11 The expression “to have an ox on one’s tongue”—meaning to be speechless—is found in the work of several Greek writers, and was probably a common expression in Athens. Sophocles uses it in Oedipus rex.
12 Joseph Grasset (1849-1918) was one of several contemporaries of Sigmund Freud to develop an alternative theory of the unconscious. As the present text observes, he characterized the unconscious as “polygonal” (i.e., multifaceted) while supposing that the conscious mind has smoothed out its problematic angles, becoming a “circular” O self. Grasset was very interested in “psychic research,” and attempted to extrapolate the theory of the polygonal unconscious to account for the various phenomena associated with mediumistic performances—an endeavour that inevitably led to his permanent exile from the historical record of scientific psychology.
13 The question of what Pascal actually meant by the advice “abêtissez-vous” [“brutalize yourself,” “be stupid” or perhaps “stop thinking”] remains controversial, all the more so because it was advice that he certainly did not seem to take himself.
14 Although we now know that Homo sapiens originated in Africa, many 19th century anthropologists placed the origin of the species in Central Asia.
15 The family name Hescheboix is suggestive of “woodcutters.” The two argot terms used to describe them are approximately similar to such English appellations as “vagabonds,” “gypsies” or “tramps,” routinely used with similar contempt.
16 Even the non-dialect form of this argot term is absent from the dictionary, but it relationship with merlifiches, and the fact that the Latin gaude signifies delight, probably allow its meaning to be inferred. The literal significance of the hypothetical place-name is “Rotten Pasture.”
17 I have not attempted to simulate the eye-dialect employed in the representation of this lyric, but have simply reproduced its approximate meaning. If Buire were a common noun, it would refer to an antique drinking-vessel.
18 As with the other fictitious place names in the text, Liesse has a meaning as a common noun, roughly equivalent to “merriment.”
19 The students of the École Polytechnique are known as X’s.
20 This phrase does not appear to be a standard Latin expression, although the two latter terms crop up frequently in other contexts, referring to elegant mastery of other subjects than Latin.
21 Again, this argot term is unknown to available dictionaries, but it probably derives either from a diminutive of chat [cat] or a variant of the chatouiller [to tickle]. A more intriguing possibility, however
, is that it might derive from Catalauni, a Latin name applied to a Gallic tribe from a region adjacent to Thiérache.
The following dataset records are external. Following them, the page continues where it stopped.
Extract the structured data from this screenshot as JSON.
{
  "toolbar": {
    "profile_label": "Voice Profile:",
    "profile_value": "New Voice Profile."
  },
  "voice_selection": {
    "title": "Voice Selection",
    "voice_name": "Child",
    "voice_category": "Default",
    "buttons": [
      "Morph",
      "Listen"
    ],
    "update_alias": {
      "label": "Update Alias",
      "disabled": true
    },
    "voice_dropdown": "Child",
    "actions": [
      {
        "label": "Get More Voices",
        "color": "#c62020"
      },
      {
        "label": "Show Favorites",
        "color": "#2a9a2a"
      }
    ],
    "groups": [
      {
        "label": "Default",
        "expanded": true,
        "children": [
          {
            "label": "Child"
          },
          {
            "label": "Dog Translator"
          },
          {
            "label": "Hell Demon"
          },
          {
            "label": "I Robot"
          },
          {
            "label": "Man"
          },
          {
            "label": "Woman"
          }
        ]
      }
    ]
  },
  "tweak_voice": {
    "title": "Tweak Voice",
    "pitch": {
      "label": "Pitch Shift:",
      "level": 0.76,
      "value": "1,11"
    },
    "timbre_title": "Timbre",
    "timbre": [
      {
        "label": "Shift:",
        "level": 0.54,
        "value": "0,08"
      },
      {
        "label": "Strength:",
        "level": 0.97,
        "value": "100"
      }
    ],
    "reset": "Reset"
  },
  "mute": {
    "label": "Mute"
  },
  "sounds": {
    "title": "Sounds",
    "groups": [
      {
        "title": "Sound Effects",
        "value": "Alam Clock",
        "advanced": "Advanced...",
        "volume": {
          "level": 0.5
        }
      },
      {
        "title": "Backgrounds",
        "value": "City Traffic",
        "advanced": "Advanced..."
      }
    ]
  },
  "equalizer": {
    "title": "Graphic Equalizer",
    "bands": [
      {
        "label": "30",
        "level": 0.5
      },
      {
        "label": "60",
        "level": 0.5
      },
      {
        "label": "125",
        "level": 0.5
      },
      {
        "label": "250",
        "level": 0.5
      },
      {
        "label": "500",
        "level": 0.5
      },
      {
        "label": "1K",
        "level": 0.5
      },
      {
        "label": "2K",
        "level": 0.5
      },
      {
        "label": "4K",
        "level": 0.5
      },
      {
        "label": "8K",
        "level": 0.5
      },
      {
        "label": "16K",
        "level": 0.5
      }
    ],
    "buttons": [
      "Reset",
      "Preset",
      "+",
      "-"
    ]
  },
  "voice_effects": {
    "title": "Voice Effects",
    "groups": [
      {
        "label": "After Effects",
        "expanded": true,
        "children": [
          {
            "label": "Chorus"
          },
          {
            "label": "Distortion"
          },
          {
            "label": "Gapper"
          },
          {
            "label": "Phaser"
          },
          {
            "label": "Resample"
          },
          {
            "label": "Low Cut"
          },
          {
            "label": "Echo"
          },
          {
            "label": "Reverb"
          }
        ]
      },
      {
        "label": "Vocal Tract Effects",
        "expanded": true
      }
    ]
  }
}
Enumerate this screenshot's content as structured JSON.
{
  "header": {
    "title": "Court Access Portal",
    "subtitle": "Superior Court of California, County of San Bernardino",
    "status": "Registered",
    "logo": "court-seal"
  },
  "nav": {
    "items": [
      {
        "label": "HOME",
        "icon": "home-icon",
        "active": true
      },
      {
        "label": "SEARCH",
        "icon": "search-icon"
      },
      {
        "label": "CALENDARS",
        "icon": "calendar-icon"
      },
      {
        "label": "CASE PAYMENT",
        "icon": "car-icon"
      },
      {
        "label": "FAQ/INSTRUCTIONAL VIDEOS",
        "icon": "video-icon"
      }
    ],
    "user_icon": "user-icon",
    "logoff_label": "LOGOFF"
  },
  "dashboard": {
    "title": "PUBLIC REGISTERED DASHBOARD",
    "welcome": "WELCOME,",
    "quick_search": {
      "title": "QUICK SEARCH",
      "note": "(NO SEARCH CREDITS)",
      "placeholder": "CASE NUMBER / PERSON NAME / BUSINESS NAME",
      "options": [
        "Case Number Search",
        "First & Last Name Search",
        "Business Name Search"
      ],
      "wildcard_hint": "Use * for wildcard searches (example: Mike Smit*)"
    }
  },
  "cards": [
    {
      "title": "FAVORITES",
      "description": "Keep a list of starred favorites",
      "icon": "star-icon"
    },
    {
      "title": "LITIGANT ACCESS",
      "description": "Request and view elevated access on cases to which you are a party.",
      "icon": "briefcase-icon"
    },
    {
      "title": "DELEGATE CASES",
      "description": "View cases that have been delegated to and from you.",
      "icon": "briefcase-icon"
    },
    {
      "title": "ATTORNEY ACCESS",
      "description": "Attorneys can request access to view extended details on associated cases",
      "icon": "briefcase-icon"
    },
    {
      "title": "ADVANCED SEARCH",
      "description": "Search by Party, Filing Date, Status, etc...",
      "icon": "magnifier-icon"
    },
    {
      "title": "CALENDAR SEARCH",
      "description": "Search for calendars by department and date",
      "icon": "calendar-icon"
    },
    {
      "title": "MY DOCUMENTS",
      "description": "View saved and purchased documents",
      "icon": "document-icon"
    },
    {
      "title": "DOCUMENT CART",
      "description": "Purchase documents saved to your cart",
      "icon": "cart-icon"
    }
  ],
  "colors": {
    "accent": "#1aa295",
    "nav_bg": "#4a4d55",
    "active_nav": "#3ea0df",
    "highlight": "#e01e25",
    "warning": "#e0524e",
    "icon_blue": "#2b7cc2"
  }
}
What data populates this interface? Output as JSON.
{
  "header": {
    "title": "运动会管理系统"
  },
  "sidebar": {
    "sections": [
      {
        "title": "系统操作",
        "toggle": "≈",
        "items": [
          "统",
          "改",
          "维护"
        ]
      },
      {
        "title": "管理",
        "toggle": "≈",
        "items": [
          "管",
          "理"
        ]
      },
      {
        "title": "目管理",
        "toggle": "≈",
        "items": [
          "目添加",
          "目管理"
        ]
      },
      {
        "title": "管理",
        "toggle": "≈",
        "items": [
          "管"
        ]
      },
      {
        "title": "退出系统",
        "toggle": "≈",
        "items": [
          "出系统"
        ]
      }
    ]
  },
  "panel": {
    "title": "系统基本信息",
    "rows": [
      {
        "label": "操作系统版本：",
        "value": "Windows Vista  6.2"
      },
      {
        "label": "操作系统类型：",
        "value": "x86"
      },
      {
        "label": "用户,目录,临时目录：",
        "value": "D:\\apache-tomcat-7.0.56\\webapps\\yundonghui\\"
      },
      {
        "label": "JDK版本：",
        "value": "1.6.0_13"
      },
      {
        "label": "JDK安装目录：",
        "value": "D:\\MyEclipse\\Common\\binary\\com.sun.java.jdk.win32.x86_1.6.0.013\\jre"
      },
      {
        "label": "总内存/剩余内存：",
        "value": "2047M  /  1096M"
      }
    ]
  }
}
Attila’s Huns were defeated in that region in a battle that turned the horde away from Gaul, perhaps lending some credence to the notion of an earlier invasion of a similar kind.
22 At a later point in the text this word will be identified as a plural version of a dialect equivalent of “capharnaüm”; in literal terms, a capharnaüm was a kind of toll-booth in the Ottoman empire, but the term was used metaphorically in France as an approximate equivalent of the English “glory-hole.”
23 This reference—echoed subsequently—recalls Aesop’s fable of the jackdaw who donned peacock’s plumage in order to show off but was undone when it came unstuck.
24 Le Jardin des racines grecques [The Garden of Greek Roots] was a popular educational aid whose original version was compiled in the 17th century, a list of linguistic roots compiled by Claude Lancelot being integrated into verses by Louis Isaac le Maistre de Say.
25 Golden mean
26 Approximately, On the enlightening illustration by the obscure Heraclitus of the fact that being and nothingness are essentially the same thing.
27 In the 19th century, the children of aristocrats were routinely handed over to wet-nurses for feeding, thus acquiring “foster-siblings” with whom they sometimes maintained unequal but close friendships.